Three-and-a-half hours north of Las Vegas, in a rocky, desolate stretch of Nevada desert, an innovative solar-storage plant has nearly completed a year of commercial operations. It also may have delivered proof of round-the-clock dispatchable solar energy.

The Crescent Dunes Solar Energy Project, a concentrating solar power (CSP) plant built by Santa Monica, Calif.–based SolarReserve outside Tonopah, Nev., shares a lot of similarities with other solar-tower CSP plants like Ivanpah (POWER’s 2014 Plant of the Year). Just over 10,000 billboard-sized heliostats, each about 1,200 square feet, focus sunlight on a central receiver at the top of a 640-foot tower. The plant uses the heat collected to generate steam and drive a turbine generator.

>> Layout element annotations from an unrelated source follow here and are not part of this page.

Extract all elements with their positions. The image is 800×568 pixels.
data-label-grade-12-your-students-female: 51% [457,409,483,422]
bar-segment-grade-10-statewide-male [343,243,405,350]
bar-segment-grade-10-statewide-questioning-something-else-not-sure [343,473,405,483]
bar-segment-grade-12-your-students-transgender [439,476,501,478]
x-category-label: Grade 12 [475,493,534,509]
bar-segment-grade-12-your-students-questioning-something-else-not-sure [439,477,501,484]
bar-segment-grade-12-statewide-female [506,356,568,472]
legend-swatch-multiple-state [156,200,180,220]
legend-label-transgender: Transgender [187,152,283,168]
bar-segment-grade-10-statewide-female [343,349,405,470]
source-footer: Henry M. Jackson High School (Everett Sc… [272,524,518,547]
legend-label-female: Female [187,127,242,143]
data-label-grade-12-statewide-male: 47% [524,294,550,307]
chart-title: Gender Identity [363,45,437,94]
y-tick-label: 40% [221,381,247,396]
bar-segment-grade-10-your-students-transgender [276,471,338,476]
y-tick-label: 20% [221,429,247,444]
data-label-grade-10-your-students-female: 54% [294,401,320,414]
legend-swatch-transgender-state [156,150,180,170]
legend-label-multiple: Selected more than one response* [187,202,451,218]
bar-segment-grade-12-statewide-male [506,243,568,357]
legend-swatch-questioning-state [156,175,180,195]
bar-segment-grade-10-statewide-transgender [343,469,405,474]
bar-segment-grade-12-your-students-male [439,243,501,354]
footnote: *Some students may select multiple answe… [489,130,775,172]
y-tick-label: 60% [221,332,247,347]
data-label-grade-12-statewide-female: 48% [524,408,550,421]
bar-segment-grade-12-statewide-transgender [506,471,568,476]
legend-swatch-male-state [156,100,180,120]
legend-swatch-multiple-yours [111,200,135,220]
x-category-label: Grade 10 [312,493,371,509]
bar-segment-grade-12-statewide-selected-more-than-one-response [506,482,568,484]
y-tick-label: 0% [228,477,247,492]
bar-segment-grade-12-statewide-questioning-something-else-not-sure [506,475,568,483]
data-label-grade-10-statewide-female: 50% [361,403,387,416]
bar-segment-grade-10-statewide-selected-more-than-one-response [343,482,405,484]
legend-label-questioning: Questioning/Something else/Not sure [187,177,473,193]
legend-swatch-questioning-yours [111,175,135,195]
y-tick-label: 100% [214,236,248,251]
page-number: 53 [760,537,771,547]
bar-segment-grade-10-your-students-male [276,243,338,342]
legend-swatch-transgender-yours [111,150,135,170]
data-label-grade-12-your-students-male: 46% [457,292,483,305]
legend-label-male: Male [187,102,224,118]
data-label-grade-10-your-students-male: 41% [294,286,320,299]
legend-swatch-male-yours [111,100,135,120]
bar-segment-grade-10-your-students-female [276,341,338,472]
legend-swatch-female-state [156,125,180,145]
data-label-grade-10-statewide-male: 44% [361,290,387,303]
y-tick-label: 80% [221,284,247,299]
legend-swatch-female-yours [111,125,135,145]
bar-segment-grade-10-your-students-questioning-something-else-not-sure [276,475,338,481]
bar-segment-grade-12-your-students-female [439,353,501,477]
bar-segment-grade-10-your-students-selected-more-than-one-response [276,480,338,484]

CSP is a straightforward and fairly well understood technology that’s been around for more than a decade. The first utility-scale CSP plant came online in 2008, and several dozen of them are in operation around the world, mostly in Spain. Crescent Dunes isn’t the largest CSP plant by any means—at 110 MW, it’s less than a third the size of Ivanpah, the current leader.

What sets Crescent Dunes apart from its predecessors is that it incorporates 10 hours of full-power thermal energy storage—a total of 1.1 GWh. In terms of duration, that’s more than earlier CSP-plus-storage plants like the Solana Generating Station in Arizona (a 2014 POWERTop Plant) that store around five to seven hours of generation, and far more than the largest battery projects currently in development, which top out at around 400 MWh. And unlike Solana, which circulates a heat-transfer fluid that is then used to heat molten salt, the receiver at Crescent Dunes heats the salt directly.

The molten salt system circulates the salt from a cold tank, through the solar tower, where it’s heated from 550F to 1,050F, and then to a hot tank (Figure 1). Molten salt from the hot tank is then sent through a Nooter/Eriksen steam generator. The steam is sent through a turbine-generator, then to an air-cooled condenser, and back to the steam generator.

Round the Clock

The plant sells its power to Nevada utility NV Energy under a 25-year power purchase agreement (PPA). Since reaching commercial operations in November 2015, Crescent Dunes has—unlike Ivanpah—quietly exceeded its obligations, delivering 105% of contracted output. The molten salt receiver has achieved 100% availability through 2016, and performance data show that it’s operating 2% above its expected efficiency.